Ce que je vais dire ici pourra ressembler à un récit de science fiction, et fera tomber des mythes. Comme celui de l'ange déchu. En réalité, cette histoire de l'ange de lumière, né du Père, qui se rebelle et devient mauvais, n’est pas tout à fait exacte. Pour la bonne raison qu'au ciel, il est totalement impossible qu'une âme perde sa lumière.

Voici comment les choses sont arrivées. Je résume ce qui a déjà été écrit sur cette page, pour vous éviter une longue lecture, que vous pourrez faire ensuite si vous le souhaitez.

En premier lieu, il y avait le rien. Le néant. C’est-à-dire qu'il est sans objet de dire qu'« il y avait... » puisqu'il n'y avait rien. Et il n'y avait pas non plus de point de départ, puisque le déroulement des choses (que vous appelez le temps) lui-même n'existait pas. Mais il faut bien que je vous donne des points de repère.

Dans ce rien, le Père est né, par un éclat de rire. Et par sa seule et propre volonté. Il est né amour, car c'est la seule force qui pouvait créer ce miracle. Et il l'est resté. Il a observé le néant, et s'est rendu compte qu'il avait en face de lui un infini de Rien.

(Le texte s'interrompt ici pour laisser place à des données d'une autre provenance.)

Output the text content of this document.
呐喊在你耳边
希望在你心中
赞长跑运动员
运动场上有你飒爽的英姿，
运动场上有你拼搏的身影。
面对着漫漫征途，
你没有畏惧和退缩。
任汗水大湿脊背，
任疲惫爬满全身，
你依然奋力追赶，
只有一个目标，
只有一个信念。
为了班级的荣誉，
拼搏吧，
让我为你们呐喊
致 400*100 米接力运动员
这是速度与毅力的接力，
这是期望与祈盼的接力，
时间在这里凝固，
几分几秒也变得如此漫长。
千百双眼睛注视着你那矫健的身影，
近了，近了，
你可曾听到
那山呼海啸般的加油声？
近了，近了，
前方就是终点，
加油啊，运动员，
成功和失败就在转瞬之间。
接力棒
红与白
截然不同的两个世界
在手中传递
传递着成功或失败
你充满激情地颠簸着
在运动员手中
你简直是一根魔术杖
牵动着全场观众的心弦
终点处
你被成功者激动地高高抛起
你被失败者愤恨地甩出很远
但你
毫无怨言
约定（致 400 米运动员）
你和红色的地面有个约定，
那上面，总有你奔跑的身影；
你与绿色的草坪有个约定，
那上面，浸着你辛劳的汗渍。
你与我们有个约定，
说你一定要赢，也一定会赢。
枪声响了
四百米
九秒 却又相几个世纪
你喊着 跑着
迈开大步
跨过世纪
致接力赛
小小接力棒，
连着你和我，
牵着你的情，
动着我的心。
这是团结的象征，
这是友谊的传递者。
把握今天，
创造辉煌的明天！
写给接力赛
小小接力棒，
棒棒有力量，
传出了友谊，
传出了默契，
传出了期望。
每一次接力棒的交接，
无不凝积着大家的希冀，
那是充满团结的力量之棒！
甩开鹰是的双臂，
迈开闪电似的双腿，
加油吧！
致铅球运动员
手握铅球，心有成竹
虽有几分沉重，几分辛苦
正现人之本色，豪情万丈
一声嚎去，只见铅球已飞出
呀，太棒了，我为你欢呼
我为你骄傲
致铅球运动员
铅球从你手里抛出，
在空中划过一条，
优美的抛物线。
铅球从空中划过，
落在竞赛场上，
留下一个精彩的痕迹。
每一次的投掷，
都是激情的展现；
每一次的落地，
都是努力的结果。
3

Et que lui pouvait devenir un infini de Tout. Il n'avait pas à se battre contre le Rien, ce n'était pas un ennemi, d'ailleurs, il ne sert à rien de se battre contre rien. Le Rien ne s'opposait pas au Père. Il devenait son terrain de pousse, de jeu, dans lequel le Père pouvait grandir à l'infini.

Le Père se demanda comment grandir. Il s'aperçut que cet amour était merveilleux, mais qu'il n'était pas envisageable de le garder pour lui seul, et la réponse lui est venue de cette constatation, puisqu'il comprit que l'amour s'amplifie quand il est échangé. Et parce qu'une seule lumière, la sienne, c'était devenir de l'orgueil, et non de l'amour. Donc, il a décidé de créer un autre lui-même, pour l'aimer. Et pour qu'il l'aime très fort, il l'a faite avec des différences. Dès le début, il a compris et appliqué cette idée magnifique que c'est en aimant la différence qu'on se grandit.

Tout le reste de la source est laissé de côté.